Por: Marcos Schettini
27/02/2021 17:21
Lúcio Bernardo Jr./Câmara dos Deputados

Ex-prefeito de Blumenau, ex-deputado federal e candidato do PT ao Governo do Estado em 2018, Décio Lima tem um papel importante no cenário nacional da sigla lulista. Quando na Câmara dos Deputados, presidiu a importante Comissão de Constituição e Justiça (CCJ) e, na época, foi figura que avançou na aprovação de pautas necessárias para o Brasil.
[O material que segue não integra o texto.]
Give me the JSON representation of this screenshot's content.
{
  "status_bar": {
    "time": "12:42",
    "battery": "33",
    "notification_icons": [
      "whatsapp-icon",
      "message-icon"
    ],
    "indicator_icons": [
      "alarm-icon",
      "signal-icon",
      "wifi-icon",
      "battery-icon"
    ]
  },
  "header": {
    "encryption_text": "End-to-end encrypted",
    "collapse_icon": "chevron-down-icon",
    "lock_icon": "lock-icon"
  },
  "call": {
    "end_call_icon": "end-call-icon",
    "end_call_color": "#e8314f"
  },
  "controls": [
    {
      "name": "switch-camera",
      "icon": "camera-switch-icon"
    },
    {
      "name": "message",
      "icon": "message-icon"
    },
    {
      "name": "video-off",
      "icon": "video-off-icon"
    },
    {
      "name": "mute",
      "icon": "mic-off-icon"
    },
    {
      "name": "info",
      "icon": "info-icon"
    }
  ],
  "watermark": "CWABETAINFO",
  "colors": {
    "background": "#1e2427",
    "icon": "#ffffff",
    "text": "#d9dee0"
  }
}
Presidente do Partido dos Trabalhadores em Santa Catarina, o advogado de 60 anos concedeu entrevista exclusiva ao jornalista Marcos Schettini e falou do futuro eleitoral em 2022, do cenário nacional sob Bolsonaro e fez uma análise da conjuntura catarinense. Confira:


Marcos Schettini: Quem é o PT hoje?

Décio Lima: O PT acabou de completar 41 anos no dia 10 de fevereiro. Portanto, tem a maturidade de um partido que possui raízes, experiências com derrotas e vitórias, mas que, fundamentalmente, não perdeu sua característica de ser democrático e comprometido com a defesa da soberania nacional e como uma vida digna para todos e todas. O PT hoje é o grande depositário da esperança do povo brasileiro, da recuperação do estado de direito, da reconquista novamente e infelizmente dos valores da democracia, e de poder tirar o Brasil deste ambiente excludente e de ódio, de mentiras que a cada minuto e a cada segundo leva o nosso país a tragédias que não imaginávamos que a história iria nos permitir. Portanto, o PT tem um projeto nacional e é o único partido que neste momento reúne uma biografia que se estabeleceu como marco regulatório da nossa própria história. Os números daquilo que aconteceu no período da presidência do presidente Lula e da presidenta Dilma são a prova real, cartesiana e incontestável de que foram os melhores momentos pra economia e para o povo brasileiro. Essa biografia nos pertence. E essa biografia ela é um projeto novamente para trazer esperança ao nosso povo.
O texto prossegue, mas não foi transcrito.